3.         Would Synod and District officers, e.g. Presidents, be required to be under a regular Call of a congregation at the time of their “election”?

4.         How does Synod send missionaries overseas to preach, teach and administer the Sacraments?

5.         How does Synod publish doctrinal statements?

6.         Is Synod’s ecclesiastical supervision/doctrinal oversight more in the nature of meddling in another church than maintaining purity within the church?



If Synod is a church, then under “our doctrine”:


1.         How does Synod “elect” men not under a call to the Office of Public Ministry rather than issue a regular Call?

2.         Is election to office, e.g. of Synod President, really a prohibited “call for term/temporary call”?

3.         Would seminary professors be considered as called to the Office of Public Ministry, and specifically of “teaching the teachers”?

4.         When can seminary professors properly operate under systems recognizing “tenure”?


            Dr. Kurt E. Marquart has written:


“A word must be said here about local churches in relation to larger church-bodies, for instance at regional, national, and international levels.  Geographical or political boundaries have of course in principle no significance for the church.  The traditional Lutheran distinction is between “simple church” (ecclesia simplex) and “composite church” (ecclesia composita).  The “simple” church is the local church, the gathering round a particular font, pulpit, and altar.  The “composite” church is composed of several “simple” churches.  The local church is the minimal entity that can be unambiguously identified as a church.  On the other hand, local churches do not cease to be churches when they act together as, say, “synods”, in their common churchly confession and work.  Such synods are clearly churches-“composite” churches-because they are made up of churches.  A “synod” in the sense of a deliberative assembly (“convention,” nowadays) is “representative church” (ecclesia repraesentativa), and this not because large numbers of “Christians” are present and occupied somehow with God’s Word, but because the churches are officially represented, first of all by their public teachers and then also by other competent delegates….
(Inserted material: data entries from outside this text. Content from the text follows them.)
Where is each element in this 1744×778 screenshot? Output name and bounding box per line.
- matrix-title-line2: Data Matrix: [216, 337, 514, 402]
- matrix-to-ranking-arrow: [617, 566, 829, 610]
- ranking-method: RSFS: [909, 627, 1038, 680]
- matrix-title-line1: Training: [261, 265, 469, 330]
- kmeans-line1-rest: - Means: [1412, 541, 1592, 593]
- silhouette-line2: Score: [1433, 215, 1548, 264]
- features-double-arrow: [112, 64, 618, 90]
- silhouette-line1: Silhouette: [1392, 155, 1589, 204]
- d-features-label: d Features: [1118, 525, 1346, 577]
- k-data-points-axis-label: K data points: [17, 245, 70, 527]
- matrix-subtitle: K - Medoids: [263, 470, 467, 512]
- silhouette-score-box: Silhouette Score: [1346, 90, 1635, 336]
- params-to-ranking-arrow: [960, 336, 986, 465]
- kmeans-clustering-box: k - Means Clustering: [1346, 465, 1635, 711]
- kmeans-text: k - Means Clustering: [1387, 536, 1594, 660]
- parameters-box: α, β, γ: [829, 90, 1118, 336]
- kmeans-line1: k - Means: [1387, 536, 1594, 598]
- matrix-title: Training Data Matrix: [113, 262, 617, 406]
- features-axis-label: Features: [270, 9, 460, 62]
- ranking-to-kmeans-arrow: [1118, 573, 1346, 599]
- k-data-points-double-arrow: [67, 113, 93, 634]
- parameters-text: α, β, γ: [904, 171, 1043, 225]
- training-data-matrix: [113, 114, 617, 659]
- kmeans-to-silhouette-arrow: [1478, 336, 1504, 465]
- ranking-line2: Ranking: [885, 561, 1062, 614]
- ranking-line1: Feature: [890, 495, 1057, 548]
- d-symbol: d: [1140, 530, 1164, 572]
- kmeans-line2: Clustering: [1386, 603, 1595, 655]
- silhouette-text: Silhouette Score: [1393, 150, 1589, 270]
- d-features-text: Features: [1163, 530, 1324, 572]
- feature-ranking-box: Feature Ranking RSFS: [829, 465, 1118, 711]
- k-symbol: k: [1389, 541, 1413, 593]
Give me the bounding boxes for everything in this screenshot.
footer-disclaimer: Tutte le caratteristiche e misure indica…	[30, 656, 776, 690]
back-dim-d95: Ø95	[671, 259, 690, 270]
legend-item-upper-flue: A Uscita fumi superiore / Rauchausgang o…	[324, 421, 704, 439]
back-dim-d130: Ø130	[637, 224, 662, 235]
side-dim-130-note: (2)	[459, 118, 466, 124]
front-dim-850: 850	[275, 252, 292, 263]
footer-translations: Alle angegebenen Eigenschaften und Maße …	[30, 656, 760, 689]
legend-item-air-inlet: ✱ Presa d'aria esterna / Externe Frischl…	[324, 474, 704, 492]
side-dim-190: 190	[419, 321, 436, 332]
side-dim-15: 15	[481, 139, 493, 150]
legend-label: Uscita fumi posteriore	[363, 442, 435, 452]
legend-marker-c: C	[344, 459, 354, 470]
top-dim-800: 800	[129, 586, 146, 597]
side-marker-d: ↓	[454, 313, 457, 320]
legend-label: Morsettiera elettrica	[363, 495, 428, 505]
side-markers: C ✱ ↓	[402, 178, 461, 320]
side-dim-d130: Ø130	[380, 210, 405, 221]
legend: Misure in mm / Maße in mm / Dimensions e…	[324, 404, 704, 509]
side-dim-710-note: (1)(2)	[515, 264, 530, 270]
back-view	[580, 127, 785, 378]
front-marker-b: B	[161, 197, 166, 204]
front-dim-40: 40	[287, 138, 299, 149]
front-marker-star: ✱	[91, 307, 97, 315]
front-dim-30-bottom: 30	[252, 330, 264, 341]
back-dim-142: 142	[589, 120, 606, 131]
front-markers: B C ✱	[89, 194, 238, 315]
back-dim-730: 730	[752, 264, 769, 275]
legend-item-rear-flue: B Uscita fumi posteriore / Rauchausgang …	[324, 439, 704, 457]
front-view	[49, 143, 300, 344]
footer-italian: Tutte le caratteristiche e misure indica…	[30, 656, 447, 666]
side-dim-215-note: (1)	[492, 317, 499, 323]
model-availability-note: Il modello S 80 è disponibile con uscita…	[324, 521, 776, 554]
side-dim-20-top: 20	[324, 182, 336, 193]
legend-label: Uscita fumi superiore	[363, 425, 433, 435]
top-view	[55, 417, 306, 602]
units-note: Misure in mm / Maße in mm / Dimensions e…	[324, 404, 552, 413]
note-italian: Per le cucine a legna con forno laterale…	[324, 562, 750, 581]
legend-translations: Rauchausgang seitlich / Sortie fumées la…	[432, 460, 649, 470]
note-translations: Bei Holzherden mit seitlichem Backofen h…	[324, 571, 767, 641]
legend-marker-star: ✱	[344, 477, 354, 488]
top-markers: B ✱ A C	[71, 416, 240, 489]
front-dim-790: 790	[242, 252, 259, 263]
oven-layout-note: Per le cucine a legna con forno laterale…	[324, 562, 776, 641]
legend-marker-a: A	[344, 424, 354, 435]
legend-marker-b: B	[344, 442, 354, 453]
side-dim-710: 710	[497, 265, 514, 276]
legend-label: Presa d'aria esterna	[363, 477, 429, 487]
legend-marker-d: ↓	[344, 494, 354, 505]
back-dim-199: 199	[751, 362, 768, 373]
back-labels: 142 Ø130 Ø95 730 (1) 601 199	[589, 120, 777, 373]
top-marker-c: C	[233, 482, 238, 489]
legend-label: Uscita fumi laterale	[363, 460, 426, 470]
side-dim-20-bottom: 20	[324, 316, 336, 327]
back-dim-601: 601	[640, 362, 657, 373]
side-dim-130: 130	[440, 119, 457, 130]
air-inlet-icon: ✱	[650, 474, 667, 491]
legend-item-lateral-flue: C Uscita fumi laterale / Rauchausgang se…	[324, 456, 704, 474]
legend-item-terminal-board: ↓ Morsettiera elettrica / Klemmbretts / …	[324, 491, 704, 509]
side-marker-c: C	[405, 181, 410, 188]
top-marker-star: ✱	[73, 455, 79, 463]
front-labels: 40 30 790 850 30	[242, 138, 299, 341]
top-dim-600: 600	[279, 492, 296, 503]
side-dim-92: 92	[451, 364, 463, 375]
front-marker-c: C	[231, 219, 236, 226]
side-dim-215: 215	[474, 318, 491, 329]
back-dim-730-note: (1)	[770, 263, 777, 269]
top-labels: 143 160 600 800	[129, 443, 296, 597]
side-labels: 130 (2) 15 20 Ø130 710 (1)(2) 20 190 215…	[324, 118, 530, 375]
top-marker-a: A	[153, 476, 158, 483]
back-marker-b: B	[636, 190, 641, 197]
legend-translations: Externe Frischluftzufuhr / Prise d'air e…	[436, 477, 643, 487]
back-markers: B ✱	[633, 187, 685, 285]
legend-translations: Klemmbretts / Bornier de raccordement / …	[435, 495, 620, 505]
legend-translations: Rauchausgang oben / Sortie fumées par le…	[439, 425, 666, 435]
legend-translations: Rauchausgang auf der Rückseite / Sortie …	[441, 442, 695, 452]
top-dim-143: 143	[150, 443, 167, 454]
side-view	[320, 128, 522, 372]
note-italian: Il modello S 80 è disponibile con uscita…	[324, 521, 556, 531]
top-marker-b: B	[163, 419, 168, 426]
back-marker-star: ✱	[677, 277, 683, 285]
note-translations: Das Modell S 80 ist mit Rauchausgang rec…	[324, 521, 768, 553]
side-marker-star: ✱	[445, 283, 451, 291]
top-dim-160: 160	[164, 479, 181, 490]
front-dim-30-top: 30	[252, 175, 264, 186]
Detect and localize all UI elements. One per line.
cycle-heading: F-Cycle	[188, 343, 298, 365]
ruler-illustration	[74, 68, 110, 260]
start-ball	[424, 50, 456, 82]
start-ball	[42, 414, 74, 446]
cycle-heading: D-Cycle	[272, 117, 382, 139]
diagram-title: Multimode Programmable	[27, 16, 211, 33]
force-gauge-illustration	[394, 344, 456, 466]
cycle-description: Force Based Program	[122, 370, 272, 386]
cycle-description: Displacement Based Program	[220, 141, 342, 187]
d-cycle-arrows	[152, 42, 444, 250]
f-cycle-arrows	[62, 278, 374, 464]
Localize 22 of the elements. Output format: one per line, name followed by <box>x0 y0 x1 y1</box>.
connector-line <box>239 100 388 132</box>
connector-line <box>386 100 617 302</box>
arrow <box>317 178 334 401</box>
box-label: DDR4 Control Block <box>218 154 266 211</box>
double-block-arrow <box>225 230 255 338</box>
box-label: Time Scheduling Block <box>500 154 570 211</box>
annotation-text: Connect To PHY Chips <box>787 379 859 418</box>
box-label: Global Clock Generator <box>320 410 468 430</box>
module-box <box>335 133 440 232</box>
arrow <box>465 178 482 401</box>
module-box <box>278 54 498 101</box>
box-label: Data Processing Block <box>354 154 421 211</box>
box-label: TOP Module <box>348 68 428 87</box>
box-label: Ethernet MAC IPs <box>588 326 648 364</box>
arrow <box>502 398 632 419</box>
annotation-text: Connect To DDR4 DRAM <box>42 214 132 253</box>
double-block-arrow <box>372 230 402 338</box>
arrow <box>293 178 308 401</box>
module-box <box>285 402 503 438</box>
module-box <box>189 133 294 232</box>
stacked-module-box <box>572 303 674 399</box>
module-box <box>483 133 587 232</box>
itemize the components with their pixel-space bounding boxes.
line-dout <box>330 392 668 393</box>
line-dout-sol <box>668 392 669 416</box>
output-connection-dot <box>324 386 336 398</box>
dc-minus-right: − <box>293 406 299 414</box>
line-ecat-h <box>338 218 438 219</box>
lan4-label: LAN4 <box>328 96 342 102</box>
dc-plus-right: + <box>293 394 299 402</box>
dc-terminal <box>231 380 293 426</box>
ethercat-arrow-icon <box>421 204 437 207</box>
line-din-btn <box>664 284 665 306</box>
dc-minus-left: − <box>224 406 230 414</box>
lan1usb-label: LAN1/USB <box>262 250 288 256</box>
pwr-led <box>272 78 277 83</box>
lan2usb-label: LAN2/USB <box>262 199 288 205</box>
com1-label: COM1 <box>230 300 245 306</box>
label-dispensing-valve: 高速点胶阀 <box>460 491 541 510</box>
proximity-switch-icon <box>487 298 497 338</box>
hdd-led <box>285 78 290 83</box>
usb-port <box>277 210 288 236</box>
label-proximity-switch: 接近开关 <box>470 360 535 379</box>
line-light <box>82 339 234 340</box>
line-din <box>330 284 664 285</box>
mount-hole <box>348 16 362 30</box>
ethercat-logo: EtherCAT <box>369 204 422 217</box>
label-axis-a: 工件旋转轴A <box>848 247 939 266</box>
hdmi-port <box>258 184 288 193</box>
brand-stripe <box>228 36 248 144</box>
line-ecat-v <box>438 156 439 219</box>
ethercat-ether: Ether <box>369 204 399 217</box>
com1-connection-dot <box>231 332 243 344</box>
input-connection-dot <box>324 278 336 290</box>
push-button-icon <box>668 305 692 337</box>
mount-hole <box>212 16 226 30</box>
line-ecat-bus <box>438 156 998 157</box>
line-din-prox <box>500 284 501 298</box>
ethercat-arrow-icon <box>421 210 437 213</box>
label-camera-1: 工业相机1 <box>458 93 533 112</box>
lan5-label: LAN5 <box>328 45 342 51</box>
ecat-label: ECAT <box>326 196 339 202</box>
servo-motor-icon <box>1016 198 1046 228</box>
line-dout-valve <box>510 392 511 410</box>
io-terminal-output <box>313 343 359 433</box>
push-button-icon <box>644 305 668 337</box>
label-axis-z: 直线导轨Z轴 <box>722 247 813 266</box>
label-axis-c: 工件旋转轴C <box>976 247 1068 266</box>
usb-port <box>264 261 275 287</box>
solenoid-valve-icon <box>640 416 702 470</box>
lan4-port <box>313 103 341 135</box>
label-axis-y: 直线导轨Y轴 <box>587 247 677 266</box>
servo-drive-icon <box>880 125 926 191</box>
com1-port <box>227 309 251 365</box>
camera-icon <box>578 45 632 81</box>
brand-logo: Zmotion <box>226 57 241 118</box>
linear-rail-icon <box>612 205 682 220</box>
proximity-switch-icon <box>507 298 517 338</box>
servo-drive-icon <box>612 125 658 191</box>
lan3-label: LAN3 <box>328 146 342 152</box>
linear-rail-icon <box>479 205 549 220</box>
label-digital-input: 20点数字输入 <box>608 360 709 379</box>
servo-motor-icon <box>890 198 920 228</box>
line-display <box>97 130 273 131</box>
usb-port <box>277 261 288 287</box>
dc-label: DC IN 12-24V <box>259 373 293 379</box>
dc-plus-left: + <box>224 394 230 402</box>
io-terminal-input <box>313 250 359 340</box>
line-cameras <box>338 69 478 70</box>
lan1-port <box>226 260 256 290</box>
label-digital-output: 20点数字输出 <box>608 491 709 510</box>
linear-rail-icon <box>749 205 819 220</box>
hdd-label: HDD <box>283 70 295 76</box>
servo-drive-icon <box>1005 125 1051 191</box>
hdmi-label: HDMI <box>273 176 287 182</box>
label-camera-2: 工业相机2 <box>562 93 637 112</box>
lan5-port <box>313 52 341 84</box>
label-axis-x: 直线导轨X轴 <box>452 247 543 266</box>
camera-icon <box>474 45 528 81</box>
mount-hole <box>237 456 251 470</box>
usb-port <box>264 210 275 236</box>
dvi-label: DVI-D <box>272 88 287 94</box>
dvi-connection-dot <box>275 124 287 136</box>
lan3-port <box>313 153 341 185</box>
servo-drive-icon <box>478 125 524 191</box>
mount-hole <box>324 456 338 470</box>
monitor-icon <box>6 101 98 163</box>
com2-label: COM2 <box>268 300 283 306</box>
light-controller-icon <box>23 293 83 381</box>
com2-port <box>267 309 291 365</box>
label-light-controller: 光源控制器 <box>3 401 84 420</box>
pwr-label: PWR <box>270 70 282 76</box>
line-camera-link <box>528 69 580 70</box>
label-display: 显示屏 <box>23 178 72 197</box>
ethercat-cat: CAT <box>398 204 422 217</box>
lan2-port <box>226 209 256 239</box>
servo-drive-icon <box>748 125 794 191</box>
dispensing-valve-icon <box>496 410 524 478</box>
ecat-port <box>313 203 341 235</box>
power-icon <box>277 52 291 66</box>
            Those who urge that nothing beyond local congregations can really be a church, often do so without adequate theological reflection, simply in order to avoid the spiritual tyranny of a “super-church”-whatever that is.  This well-meaning argument is badly mistaken, however.  It is precisely as churches that synods are controlled by faith and love, and therefore cannot tyrannize anybody.  The more this churchly constitution and its constraints are forgotten, and replaced by political notions of majority rule and commercial chains of command, the more scope there is for worldly, carnal power and all its works.  This goes to the heart of the question of the nature of church government.”[1] 


In addition, a review of the writings of Johann A. Quenstedt would indicate the same position in the seventeenth century.[2]


            We have no real reason to fear looking at the question, anymore than an individual has something to fear in becoming a member of a local congregation.  The rights and obligations of the priesthood of believers are determined by the Scriptures.  The rights and obligations of pastors are determined by the Scriptures.  The right use of human reason and agreements of men within the church is determined by the Scriptures.  However, the true answer to the core question almost certainly will involve changes in the practices of Synod whichever answer is finally determined to be true to God’s Word. 


            I submit that the core question of “Is Synod a Church?” must be confronted immediately in light of the present divisions within our Synod.


[1] Marquart, Kurt E., THE CHURCH AND HER FELLOWSHIP, MINISTRY, AND GOVERNANCE, Confessional Lutheran Dogmatics, Volume IX, Ft. Wayne, Indiana: The International Foundation for Lutheran Confessional Research, 1990, pp 202,203.  Footnotes omitted.

[2] Quenstedt, Johann Andreas, THE CHURCH, edited, abridged, translated, and briefly annotated by Luther Poellot, Malone, Texas: Repristination Press, 1999, pp.20-34.



Mr. Harvey is an attorney practicing in Houston, Texas, USA, and a member of Zion Lutheran Church, Tomball, Texas.